Bir Garip TÜRSAB Hikayesi (15) Kime Göre Genel, Kime Göre Özel Kurul… Çağrılmayanlar Kulübü Büyüyor…

TÜRSAB tarihinde bu dönemi anlatacak olursak, büyük ihtimalle “Kararlar alınır, uygulanmaz. Üyeler konuşur, yönetim duymaz. Bağlıkaya tüzüğü yazar ama kendi okumaz. Genel Kurul yapılır, ama herkes sığmaz.” cümleleriyle özetleriz.
Hatırlayalım 30 Kasım – 1 Aralık 2019 tarihlerinde yapılan 24. TÜRSAB Genel Kurulu’nda, İstanbul dışından katılım sağlayacak delegelerin ulaşım ve konaklama giderlerinin TÜRSAB tarafından karşılanması yönünde bir karar alınmıştı. Net, yasal, uygulanabilir bir karar.
Ancak gelin görün ki, 26-27 Kasım 2022’de yapılan 25. Genel Kurul’da bu karar fiilen uygulanmadı. Delegelere kendi ceplerinden belli bir limit dahilinde harcama yapmaları, sonra da bunları belgeleyip ibra ettirmeleri önerildi. Bu da mevcut yönetimin sorumluluğunu bir sonraki döneme devretmeye çalışması anlamına geliyor ki bu açıkça dönemsellik ilkesine aykırıdır.

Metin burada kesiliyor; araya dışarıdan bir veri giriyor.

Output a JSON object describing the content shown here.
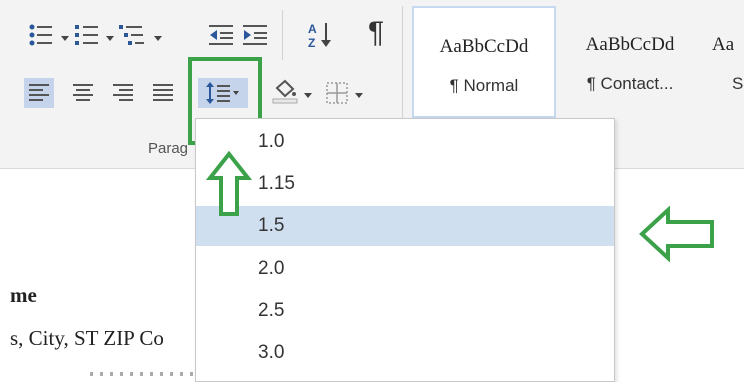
{
  "ribbon": {
    "paragraph_group_label": "Parag",
    "show_marks_glyph": "¶",
    "sort_glyph": "A↓Z"
  },
  "styles": [
    {
      "sample": "AaBbCcDd",
      "name": "¶ Normal",
      "selected": true
    },
    {
      "sample": "AaBbCcDd",
      "name": "¶ Contact...",
      "selected": false
    },
    {
      "sample": "Aa",
      "name": "S",
      "selected": false
    }
  ],
  "line_spacing_menu": {
    "options": [
      "1.0",
      "1.15",
      "1.5",
      "2.0",
      "2.5",
      "3.0"
    ],
    "highlighted": "1.5"
  },
  "document": {
    "line1": "me",
    "line2": "s, City, ST ZIP Co"
  },
  "colors": {
    "annotation_green": "#3ba24a",
    "menu_highlight": "#d0dff0",
    "ribbon_bg": "#f3f3f3",
    "icon_blue": "#2b579a"
  }
}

Bu bağlamda, 2025 Kasım ayında gerçekleştirilecek olan 26. Genel Kurul öncesinde mevcut Başkanın göreve devam etmesi, yeniden benzer hukuksuzlukların gündeme geleceğine dair güçlü bir kanaat yaratmaktadır.
Bu kararın uygulanması konusunda seçilmiş Yönetim Kurulu Üyelerinin insiyatif alıp artık sessizliklerini bozmasını ve 2019’da bu önergeye imza atan, bugün TÜRSAB’da halen görev yapan BTK Başkanlarının ve yöneticilerinin de attıkları imzalarının arkasında durmalarını bekliyorum. Bu hem kişisel bir duruştur, hem de kurumsal hafızaya ve vicdana saygıdır.
Diğer taraftan 15.000’i aşkın üyeye sahip bir birliğin Genel Kurulunun, Lütfi Kırdar Kongre Merkezi’ndeki maksimum 5.896 kişi kapasiteli bir salonda yapılmasının da yanlış olacağını dile getirmek istiyorum. Üstelik bu kapasite tespiti, bugünkü Başkan’ın yani Bağlıkaya’nın 2015 yılında açtığı bir davada yer alan bilirkişi raporuyla belgelenmiş durumda. Buna rağmen aynı salonda ısrar edilecek olması, katılımı sınırlamak ve Genel Kurulu dar bir çevrede tutmak dışında nasıl açıklanabilir?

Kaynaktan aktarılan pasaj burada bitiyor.